In het artikel "Meningitis door een infectie met Borrelia hispanica" beschrijven Jennie Heida en collega’s de ziektegeschiedenis van een patiënt met ‘tick-borne relapsing fever’ door een infectie met Borrelia hispanica . De verwekker werd aangetoond met een sequentieanalyse van het 16S-ribosomaal RNA (rRNA), kortweg een ‘16S-PCR’, van de liquor. In dit commentaar gaan wij nader in op de waarde van dit onderzoek voor de detectie van pathogenen in patiëntmaterialen. Wanneer zet je dit onderzoek in? Op welke monsters? En hoe gevoelig is de methode?
artikel
De methode
Het 16S-rDNA -gen codeert voor het kleine ribosoomdeel van het bacteriële rRNA, wat het boodschapper-RNA (mRNA) afleest. De DNA-sequentie in specifieke regio’s van het 16S-rDNA -gen is in bacteriën goed geconserveerd, waardoor in deze gebieden niet snel mutaties optreden en er gebruikgemaakt kan worden van universele bacteriële ‘primers’, de korte stukjes DNA die gebruikt wordt als startpunt van de PCR. Na de amplificatiestap van de PCR, waarin het bacteriële DNA in vitro vermeerdert, wordt de volgorde van de nucleotiden van het 16S-rDNA -gen van de bacterie bepaald: de DNA-sequentie. Vervolgens wordt de bacterie gedetermineerd door deze DNA-sequentie te vergelijken met de DNA-sequentie van bacteriesoorten in bestaande databanken.1
Meerwaarde en toepassingen
Een belangrijke toepassing van 16S-PCR is de determinatie van bacteriestammen, wanneer dat met conventionele methoden, zoals de klassieke biochemische tests of de nu veelgebruikte massaspectrometrie, niet mogelijk is. Daarnaast kan 16S-PCR gebruikt worden voor de detectie van bacteriën in klinische materialen, wanneer met andere detectiemethoden geen verwekker aangetoond wordt.2,3 Een kweekuitslag kan bijvoorbeeld fout-negatief zijn doordat materiaal afgenomen is onder antibiotische therapie, de verwekker het transport niet heeft overleefd of doordat de verwekker niet of alleen in gespecialiseerde laboratoria te kweken is, zoals geldt voor Borrelia -species.4 Een 16S-PCR biedt dan uitkomst, omdat hiermee het DNA van zowel levende als dode bacteriën kan worden aangetoond, ook wanneer de bacterie moeilijk te kweken is.
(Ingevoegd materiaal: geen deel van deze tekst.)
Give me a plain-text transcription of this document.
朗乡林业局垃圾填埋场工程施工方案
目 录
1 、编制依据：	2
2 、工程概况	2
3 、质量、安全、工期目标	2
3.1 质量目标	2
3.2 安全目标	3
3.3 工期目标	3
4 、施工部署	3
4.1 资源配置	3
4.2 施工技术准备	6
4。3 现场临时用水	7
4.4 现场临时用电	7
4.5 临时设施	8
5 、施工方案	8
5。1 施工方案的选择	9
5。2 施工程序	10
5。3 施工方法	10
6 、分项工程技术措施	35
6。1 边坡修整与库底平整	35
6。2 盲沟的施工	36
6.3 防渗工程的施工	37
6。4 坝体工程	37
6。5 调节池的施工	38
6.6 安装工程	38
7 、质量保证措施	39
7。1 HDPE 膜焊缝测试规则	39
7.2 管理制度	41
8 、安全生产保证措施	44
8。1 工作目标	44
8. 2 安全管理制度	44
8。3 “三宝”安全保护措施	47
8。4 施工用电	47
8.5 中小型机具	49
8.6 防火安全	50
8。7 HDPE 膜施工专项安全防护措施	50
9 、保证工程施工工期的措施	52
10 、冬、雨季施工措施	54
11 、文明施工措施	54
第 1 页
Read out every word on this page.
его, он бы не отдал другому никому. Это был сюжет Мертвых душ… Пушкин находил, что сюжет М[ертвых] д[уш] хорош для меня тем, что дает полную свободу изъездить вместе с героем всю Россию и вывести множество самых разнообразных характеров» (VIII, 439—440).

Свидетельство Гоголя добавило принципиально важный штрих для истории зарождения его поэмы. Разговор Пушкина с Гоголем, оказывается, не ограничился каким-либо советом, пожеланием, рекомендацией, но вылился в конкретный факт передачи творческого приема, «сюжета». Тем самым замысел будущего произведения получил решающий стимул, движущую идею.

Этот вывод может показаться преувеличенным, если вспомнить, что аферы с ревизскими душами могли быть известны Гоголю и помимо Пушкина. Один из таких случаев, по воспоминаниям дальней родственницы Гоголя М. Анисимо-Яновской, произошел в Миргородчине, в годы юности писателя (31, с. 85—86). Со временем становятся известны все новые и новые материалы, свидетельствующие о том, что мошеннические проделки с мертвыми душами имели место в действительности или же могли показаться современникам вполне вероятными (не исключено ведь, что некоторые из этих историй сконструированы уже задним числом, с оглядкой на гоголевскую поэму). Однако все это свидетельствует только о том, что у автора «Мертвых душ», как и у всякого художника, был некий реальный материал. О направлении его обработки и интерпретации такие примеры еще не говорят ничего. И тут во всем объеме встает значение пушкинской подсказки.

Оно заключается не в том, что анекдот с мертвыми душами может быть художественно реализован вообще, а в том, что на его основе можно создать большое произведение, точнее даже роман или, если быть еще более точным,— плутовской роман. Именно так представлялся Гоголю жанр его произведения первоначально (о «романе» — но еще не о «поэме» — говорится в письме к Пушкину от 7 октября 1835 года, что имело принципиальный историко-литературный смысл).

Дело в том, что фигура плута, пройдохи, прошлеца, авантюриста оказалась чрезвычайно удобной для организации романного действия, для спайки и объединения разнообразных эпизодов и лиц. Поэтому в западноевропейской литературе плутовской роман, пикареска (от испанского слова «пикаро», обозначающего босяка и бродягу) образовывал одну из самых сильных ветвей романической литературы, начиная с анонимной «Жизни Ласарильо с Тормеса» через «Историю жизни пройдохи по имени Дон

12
In de klinische praktijk wordt 16S-PCR toegepast bij patiënten met endocarditis bij wie de bloedkweken negatief zijn en bij patiënten met meningitis of septische artritis.5,6
Een ander groot voordeel van 16S-PCR is dat het niet nodig is om vooraf te weten naar welk pathogeen je zoekt.7 De patiëntbeschrijving door Heida en collega’s is hier een goed voorbeeld van. Andere voorbeelden van verwekkers die zonder 16S-PCR niet gevonden zouden zijn, zijn Tropheryma whipplei , Bartonella quintana en Coxiella burnetii bij patiënten met kweek-negatieve endocarditis. Ook is met 16S-PCR een groot aantal pathogenen ontdekt.3
Beperkingen van de techniek
Nadelen van de 16S-PCR zijn dat de bepaling langer duurt en minder gevoelig is dan die van moleculaire tests die gericht zijn op specifieke micro-organismen. Een van de oorzaken van de lage specificiteit van 16S-PCR is dat in bijna alle reagentia DNA-sporen aanwezig zijn. Het enzym DNA-polymerase, dat het DNA amplificeert, wordt door een bacterie geproduceerd. Het is niet mogelijk om het DNA van deze bacteriën na productie van het enzym volledig te verwijderen. Ook voor de enzymcocktail die soms gebruikt wordt om de bacteriën uiteen te laten vallen, geldt dat sporen van het bacterieel DNA achterblijven in de reagentia. Met 16S-PCR wordt alle bacteriële DNA geamplificeerd en kan geen onderscheid gemaakt worden tussen het DNA van de ziekteverwekker en het DNA in de reagentia. Dit zorgt voor ruis in de uiteindelijke sequentieanalyse.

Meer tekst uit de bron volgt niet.